Também de comunhão total entre artista e público foi feita a estreia de Girl in Red por Portugal. Catapultada para a ribalta após a digressão que partilhou com Taylor Swift, o indie pop da norueguesa levou a miúde que abarrotava o Palco Heineken ao delírio, com a casa secundária do NOS Alive a decorar-se com dezenas de bandeiras da comunidade LGBTI+ - uma dessas viria mesmo a aconchegar as costas de Marie Ulven em “Midnight Love”. Surpreendida com receção tão calorosa, Girl in Red viria mesmo a sentir esse calor em primeira mão num crowdsurf em “I Wanna Be Your Girlfriend”, com o público mais dianteiro a ripostar com a letra na ponta das suas línguas.
Ao longo de 15 edições, o NOS Alive já demonstrou que não tem receio de arriscar no seu cartaz, voltando-se cada vez mais para o universo pop e os artistas mais emergentes no mesmo. Para este ano, muita da curiosidade recaía em Lizzo, dona de uma das melhores vozes da atualidade e entertainer para dar e vender. Mesmo não estando no seu habitat natural, não nos vamos meter com rodeios: Melissa Jefferson assinou, de longe, um dos melhores concertos desta edição, e quiçá de toda a história do festival.

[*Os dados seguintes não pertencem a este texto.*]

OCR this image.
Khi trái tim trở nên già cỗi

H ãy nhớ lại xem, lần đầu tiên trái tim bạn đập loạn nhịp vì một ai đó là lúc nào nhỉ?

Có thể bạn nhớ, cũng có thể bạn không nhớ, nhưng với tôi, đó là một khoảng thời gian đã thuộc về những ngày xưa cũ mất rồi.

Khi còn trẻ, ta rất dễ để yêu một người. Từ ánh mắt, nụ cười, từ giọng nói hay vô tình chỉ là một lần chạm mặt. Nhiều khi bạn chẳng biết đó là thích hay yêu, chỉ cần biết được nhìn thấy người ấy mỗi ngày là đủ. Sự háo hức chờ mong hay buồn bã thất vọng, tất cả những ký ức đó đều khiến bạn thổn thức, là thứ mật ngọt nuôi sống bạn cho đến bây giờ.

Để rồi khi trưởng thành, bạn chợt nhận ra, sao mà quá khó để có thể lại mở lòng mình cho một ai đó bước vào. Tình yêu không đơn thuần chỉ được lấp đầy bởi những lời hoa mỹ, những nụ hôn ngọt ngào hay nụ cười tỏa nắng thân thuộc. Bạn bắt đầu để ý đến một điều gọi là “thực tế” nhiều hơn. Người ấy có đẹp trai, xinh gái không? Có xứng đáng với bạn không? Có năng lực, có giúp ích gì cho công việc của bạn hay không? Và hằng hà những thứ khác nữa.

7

No panorama pop, não há a atenção ou a dedicação de comer e saborear todas as canções que figuram em discos, o que leva a uma mão cheia de êxitos e outras duas a pedirem que sejam skipped. Mas com Lizzo isso não acontece, com o toque de Midas deste furacão pop a permitir que distribuísse cartas fosse a cantar, rappar, dançar ou na companhia da sua fiel flauta transversal. E não foi só a qualidade exímia de Melissa que conquistou o NOS Alive, com a simpatia e descontração a converter até os mais céticos que, perante tal boa disposição, não conseguiram não esboçar um sorriso perante as mil e uma tiradas humorísticas da cantora entre canções.

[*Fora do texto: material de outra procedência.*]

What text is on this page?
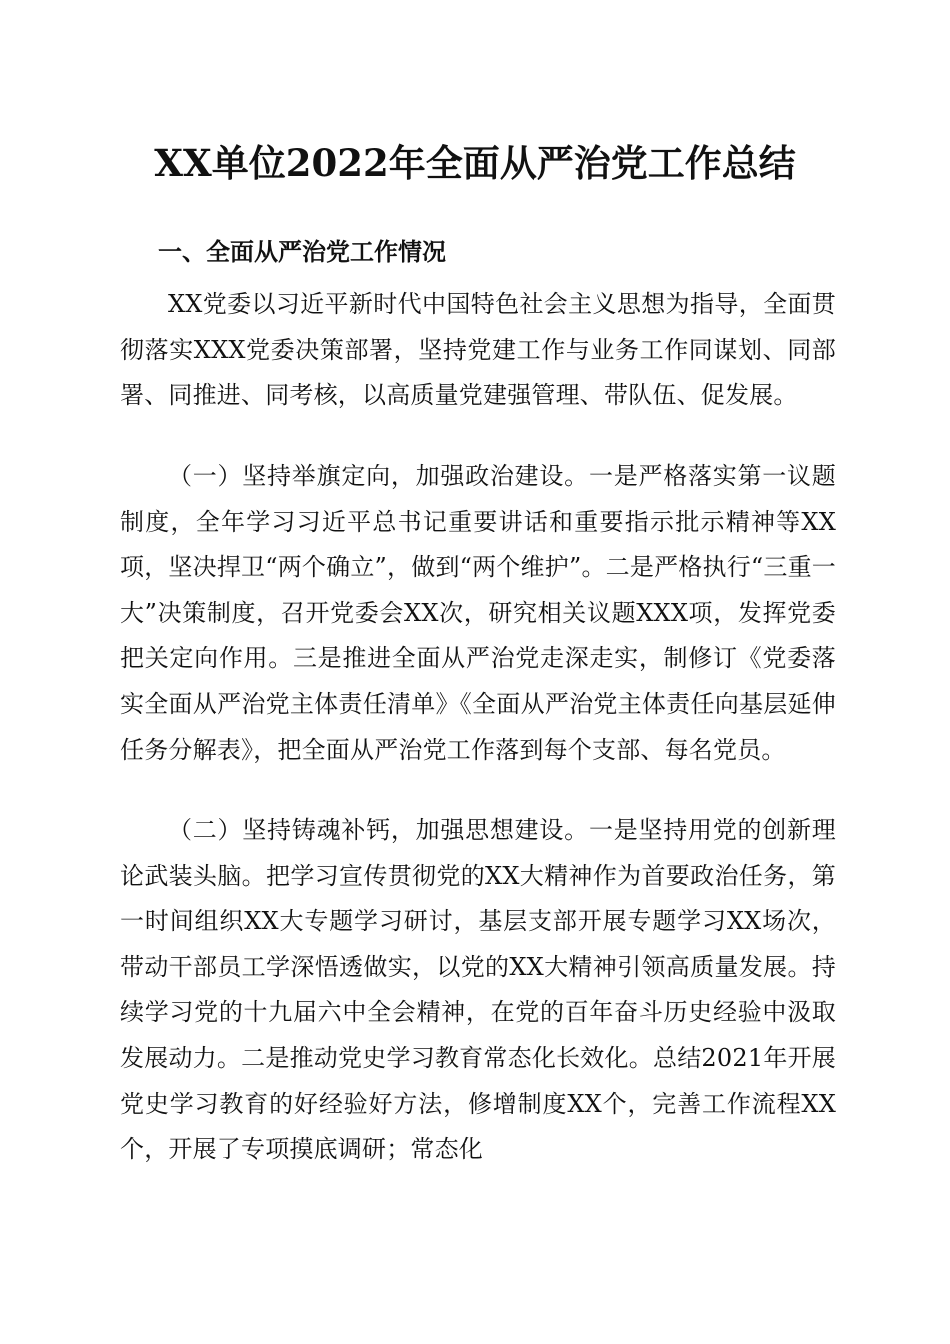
XX单位2022年全面从严治党工作总结
一、全面从严治党工作情况

XX党委以习近平新时代中国特色社会主义思想为指导，全面贯彻落实XXX党委决策部署，坚持党建工作与业务工作同谋划、同部署、同推进、同考核，以高质量党建强管理、带队伍、促发展。

（一）坚持举旗定向，加强政治建设。一是严格落实第一议题制度，全年学习习近平总书记重要讲话和重要指示批示精神等XX项，坚决捍卫“两个确立”，做到“两个维护”。二是严格执行“三重一大”决策制度，召开党委会XX次，研究相关议题XXX项，发挥党委把关定向作用。三是推进全面从严治党走深走实，制修订《党委落实全面从严治党主体责任清单》《全面从严治党主体责任向基层延伸任务分解表》，把全面从严治党工作落到每个支部、每名党员。

（二）坚持铸魂补钙，加强思想建设。一是坚持用党的创新理论武装头脑。把学习宣传贯彻党的XX大精神作为首要政治任务，第一时间组织XX大专题学习研讨，基层支部开展专题学习XX场次，带动干部员工学深悟透做实，以党的XX大精神引领高质量发展。持续学习党的十九届六中全会精神，在党的百年奋斗历史经验中汲取发展动力。二是推动党史学习教育常态化长效化。总结2021年开展党史学习教育的好经验好方法，修增制度XX个，完善工作流程XX个，开展了专项摸底调研；常态化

E a nível de canções, Lizzo conta já com um repertório que se pode considerar um luxo, apresentando um desfile de temas capaz não só de demonstrar a sua versatilidade, mas como também a capacidade de conquistar as grandes multidões; “Juice”, “Tempo”, “Truth Hurts” ou “Good as Hell” foram apenas algumas das canções que tornaram Lisboa em “Lizzobon”, mas foi quando a hora das ‘bad bitches’ surgiu com “It’s About Time” que Algés se tornou na discoteca de Lizzo, celebrada com a efusividade que só a pop fornece. E quis nos parecer que as entradas para o regresso da artista a Portugal, não vão demorar muito até aparecerem…

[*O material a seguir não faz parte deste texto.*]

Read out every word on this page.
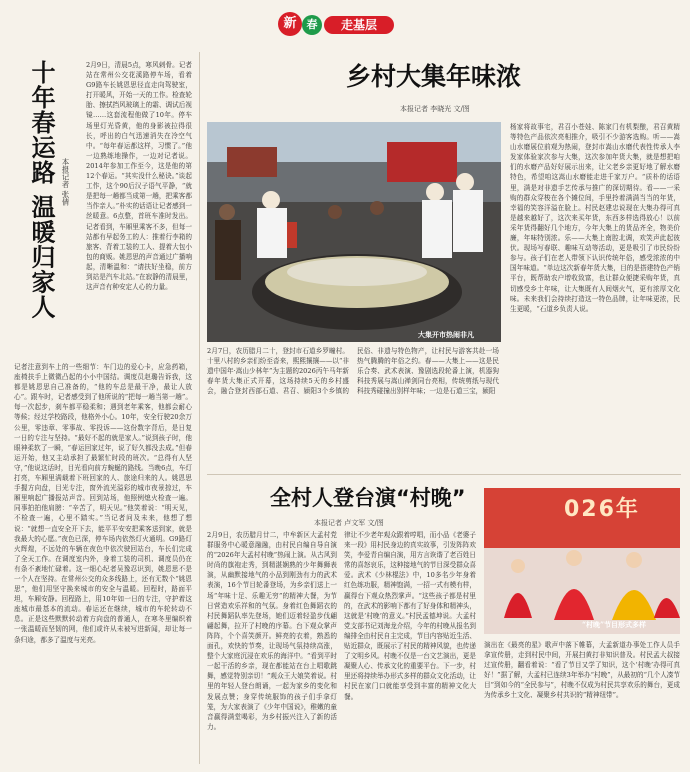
新 春	走基层
十年春运路 温暖归家人 本报记者 张倩
2月9日，清晨5点，寒风刺骨。记者站在常州公交花溪路停车场，看着G9路车长姚恩思径直走向驾驶室，打开暖风，开始一天的工作。检查轮胎、擦拭挡风玻璃上的霜、调试后视镜……这套流程他做了10年。停车场里灯光昏黄，他的身影被拉得很长，呼出的白气迅速消失在冷空气中。“每年春运都这样，习惯了。”他一边熟练地操作，一边对记者说。2014年参加工作至今，这是他的第12个春运。“其实没什么秘诀。”谈起工作，这个90后汉子语气平静，“就是把每一趟都当成第一趟，把乘客都当作亲人。”朴实的话语让记者感到一丝暖意。6点整，首班车准时发出。记者看到，车厢里乘客不多，但每一站都有早起务工的人：推着行李箱的旅客、背着工装的工人、提着大包小包的商贩。姚恩思的声音通过广播响起，清晰温和：“请扶好坐稳，前方到站是汽车北站。”在寂静的清晨里，这声音有种安定人心的力量。
记者注意到车上的一些细节：车门边的爱心卡，应急药箱，座椅扶手上微微凸起的小小中国结。调度员赵璐告诉我，这都是姚恩思自己准备的，“他的车总是最干净，最让人放心”。跟车时，记者感受到了他所说的“把每一趟当第一趟”。每一次起步，刹车都平稳柔和；遇到老年乘客，他都会耐心等候；经过学校路段，他格外小心。10年，安全行驶20余万公里，零违章、零事故、零投诉——这份数字背后，是日复一日的专注与坚持。“最好不起的就是家人。”说到孩子时，他眼神柔软了一瞬，“春运回家过年，说了好久都没去成。”但春运开始，他又主动承担了最繁忙时段的班次。“总得有人坚守，”他说这话时，目光看向前方蜿蜒的路线。当晚6点，车灯打亮，车厢里满载着下班回家的人、旅途归来的人。姚恩思手握方向盘，目光专注，窗外流光溢彩的城市夜景掠过，车厢里响起广播报站声音。回到站场，他照例熄火检查一遍。同事拍拍他肩膀：“辛苦了，明天见。”他笑着说：“明天见，不检查一遍，心里不踏实。”当记者问及未来，他想了想说：“就想一直安全开下去，能平平安安把乘客送到家，就是我最大的心愿。”夜色已深，停车场内依然灯火通明。G9路灯火辉煌，不远处的车辆在夜色中依次驶回站台，车长们完成了全天工作。在调度室内外，身着工装的司机、调度员仍在有条不紊地忙碌着。这一细心纪者吴豫忍识到，姚恩思不是一个人在坚持。在常州公交的众多线路上，还有无数个“姚恩思”，他们用坚守换来城市的安全与温暖。回程时，路面平坦，车厢安静。回程路上，用10年如一日的专注，守护着这座城市最基本的流动。春运还在继续，城市的车轮转动不息。正是这些默默转动着方向盘的普通人，在寒冬里编织着一张温暖而坚韧的网，他们或许从未被写进新闻，却让每一条归途，都多了温度与光亮。
乡村大集年味浓
本报记者 李晓光 文/图
大集开市热闹非凡
2月7日，农历腊月二十，登封市石道乡罗疃村。十里八村的乡亲们纷至沓来，熙熙攘攘——以“非遗中国年·嵩山少林年”为主题的2026丙午马年新春年货大集正式开幕，这场持续5天的乡村盛会，融合登封西部石道、君召、颍阳3个乡镇的民俗、非遗与特色物产，让村民与游客共赴一场热气腾腾的年俗之约。春——大集上——这是民乐合奏、武术表演、豫剧选段轮番上演，机器狗科技秀展与嵩山禅剑同台亮相，传统剪纸与现代科技秀碰撞出别样年味；一边是石道三宝，颍阳
杨家将故事宅，君召小苍娃、陈家门有机梨酿，君召黄精等特色产品依次亮相推介，吸引不少游客选购。听——嵩山水磨展位前观为热闹，登封市嵩山水磨代表性传承人李发家体验家次参与大集，这次参加年货大集，就是想把咱们的水磨产品好好展示出来，让父老乡亲更好地了解水磨特色，希望咱这嵩山水磨能走进千家万户。“质朴的话语里，满是对非遗手艺传承与推广的深切期待。看——一采购的群众穿梭在各个摊位间，手里拎着满满当当的年货，幸福的笑容洋溢在脸上。村民赵建忠说现在大集办得可真是越来越好了，这次来买年货，东西多样选得放心！以前采年货得翻好几个地方，今年大集上的货品齐全，物美价廉，年味特别浓。乐——大集上南腔北调，欢笑声此起彼伏。现场写春联、趣味互动等活动，更是吸引了市民纷纷参与。孩子们在老人带领下认识传统年俗，感受浓浓的中国年味道。“单边这次新春年货大集，目的是搭建特色产销平台，既帮助农户增收致富，也让群众便捷采购年货，真切感受乡土年味，让大集既有人间烟火气，更有浓厚文化味。未来我们会持续打造这一特色品牌，让年味更浓，民生更暖，“石道乡负责人说。
全村人登台演“村晚”
本报记者 卢文军 文/图
026年
“村晚”节目形式多样
2月9日，农历腊月廿二，中牟新区大孟村党群服务中心暖意融融，由村民自编自导自演的“2026年大孟村村晚”热闹上演。从古风到时尚的旗袍走秀，到精湛娴熟的少年舞狮表演，从幽默接地气的小品到刚劲有力的武术表演，16个节目轮番登场，为乡亲们送上一场“年味十足、乐趣无穷”的精神大餐，为节日营造欢乐祥和的气氛。身着红色舞蹈衣的村民舞蹈队率先登场，她们迈着轻盈步伐翩翩起舞，拉开了村晚的序幕。台下观众掌声阵阵，个个喜笑颜开。鲜亮的衣着，熟悉的面孔，欢快的节奏，让现场气氛持续高涨，整个大家庭沉浸在欢乐的海洋中。“看到平时一起干活的乡亲，现在都能站在台上唱歌跳舞，感觉特别亲切！”观众王大娘笑着说。村里的年轻人登台朗诵，一起为家乡的变化和发展点赞；身穿传统服饰的孩子们手拿灯笼，为大家表演了《少年中国说》，稚嫩的童音赢得满堂喝彩，为乡村振兴注入了新的活力。
律让不少老年观众跟着哼唱，而小品《老婆子来一段》用村民身边的真实故事，引发阵阵欢笑，李爱青自编自演，用方言诙谐了老百姓日常的喜怒哀乐，这种接地气的节目深受群众喜爱。武术《少林棍法》中，10多名少年身着红色练功服，精神饱满，一招一式有模有样，赢得台下观众热烈掌声。“这些孩子都是村里的，在武术的影响下都有了好身体和精神头，这就是‘村晚’的意义。”村民孟德坤说。大孟村党支部书记刘海龙介绍，今年的村晚从报名到编排全由村民自主完成，节目内容贴近生活、贴近群众，既展示了村民的精神风貌，也传递了文明乡风。村晚不仅是一台文艺演出，更是凝聚人心、传承文化的重要平台。下一步，村里还将持续举办形式多样的群众文化活动，让村民在家门口就能享受到丰富的精神文化大餐。
演出在《最亮的星》歌声中落下帷幕，大孟新道办事处工作人员手拿宣传册，走到村民中间，开展扫黄打非知识普及。村民孟大叔接过宣传册，翻看着说：“看了节目又学了知识，这个‘村晚’办得可真好！”据了解，大孟村已连续3年举办“村晚”，从最初的“几个人凑节目”到如今的“全民参与”，村晚不仅成为村民共享欢乐的舞台，更成为传承乡土文化、凝聚乡村共识的“精神纽带”。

Foram preciso esperar 8 anos até que se registasse o regresso Sylvan Esso por Portugal, isto após uma mui aplaudida estreia pelo palco secundário do Vodafone Paredes de Coura. Nesse longo período de ausência, a dupla da Carolina do Norte lançou três novos discos, conquistando relativo sucesso através da junção do doce timbre folkiano de Amelia Meath e as harmonias electrónicas assinadas pelo marido, Nick Sanborn. Com a debandada óbvia que se registou no pós-Arctic Monkeys, o Palco Heineken compôs-se, e bem, de curiosos que pouco tardaram a abanar os corpos ao som de temas como “H.S.K.T”, “Radio” ou “Coffee”. A verdadeira dançaria, porém, viria momentos mais tarde no palco ao lado.
Irreverente, provocador ou ousado. Muitos são os adjetivos que poderiam ser utilizados para descrever a atuação de Lil Nas X. Entre aqueles que recorreram às palavras mais simpáticas, e para as más-línguas que nem tanto, a verdade é que Montero Hill não deixou ninguém indiferente com a sua excentricidade e sensualidade, recorrendo a “Montero (Call Me By Your Name)” para instaurar o clima de festa e, quiçá, pedir desculpas pelos 15 minutos de atraso.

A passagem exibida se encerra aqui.